Where communication carriers can expand the Net's underlying capacity--think of adding more lanes to a freeway--another approach is to reduce the number of long-distance trips data has to travel. So companies called CDNs, for content delivery networks, have long operated data centers near major cities to store duplicate copies of videos and other files that customers call up frequently.
The other key piece of plumbing to keep in mind is the Domain Name System, which is often described as the phone book of the Internet. Companies operate what are called DNS servers, translating user requests to call up dot.com sites into specific sets of numbers--known as Internet protocol numbers--that computers use to recognize each other.
Most DNS servers that carry out this translation are operated by big Internet service providers. But some other companies, including Google and startups such as San Francisco-based OpenDNS, maintain alternative DNS services.
The trouble stems from the fact that the various servers involved make choices about how to deliver content based on the the location of DNS servers that serve a particular user, not the user's own IP address. And sometimes the users and DNS servers happen to be pretty far apart, slowing the delivery of content, says David Ulevitch, chief executive of OpenDNS.

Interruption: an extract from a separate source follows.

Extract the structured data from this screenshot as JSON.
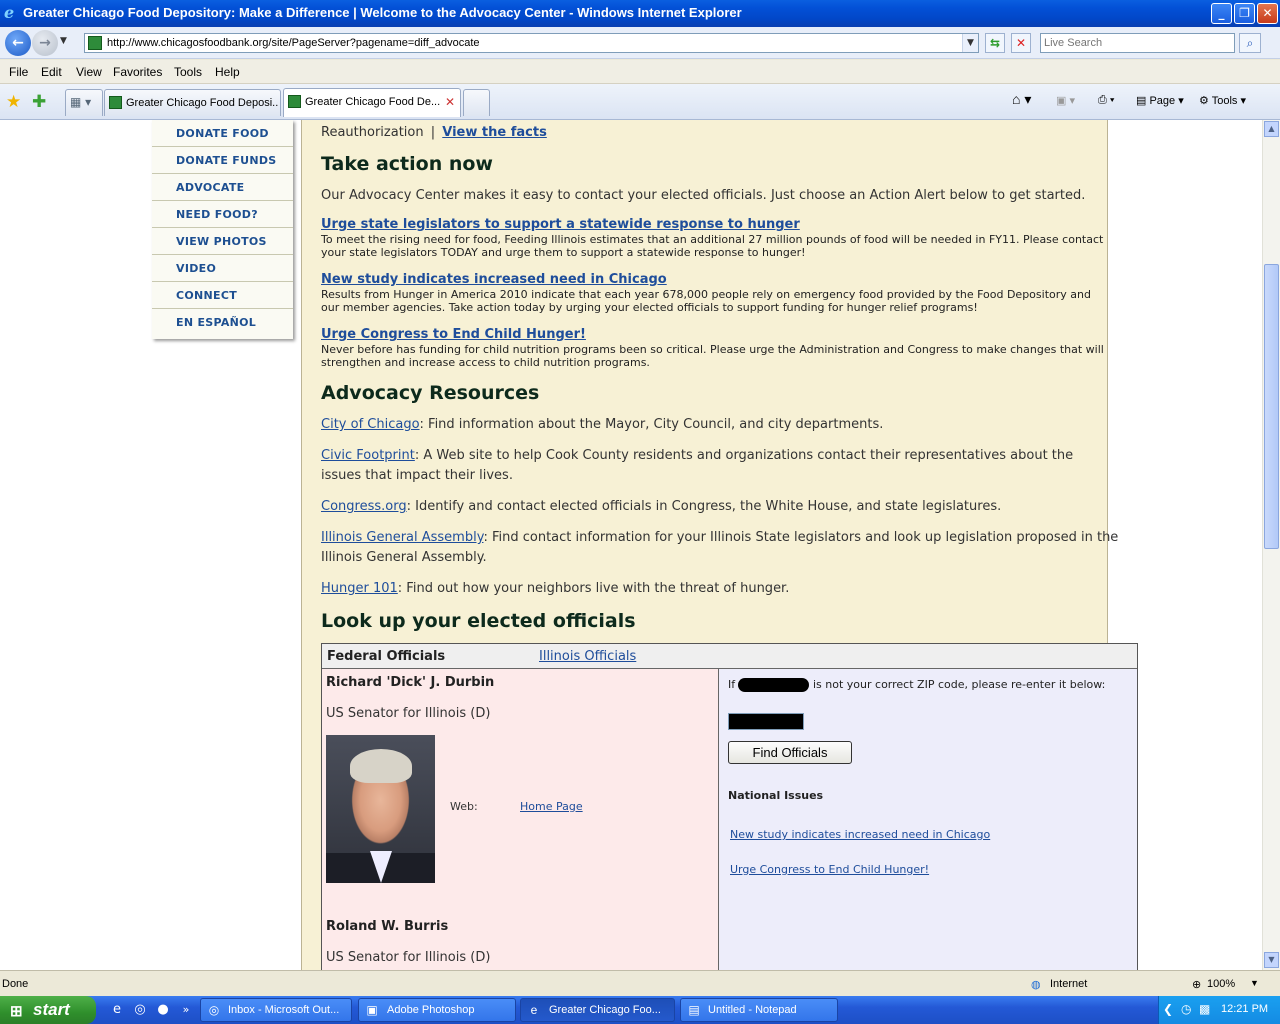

"The Internet is looking at some level of exponential growth, but capacity is not growing exponentially," he says. The only way to decrease the time it takes to call up content "is to bring content closer to users."
So his company and others on Tuesday announced what they call the Global Internet Speedup initiative, which is based on adding a shortened version of a user's IP address into a request for a Web page. With that extra information, Ulevitch says, better choices can be made about which servers to use to serve up content based on a user's actual location, speeding up the process. Google and Neustar/UltraDNS discussed the underlying technology in January 2010.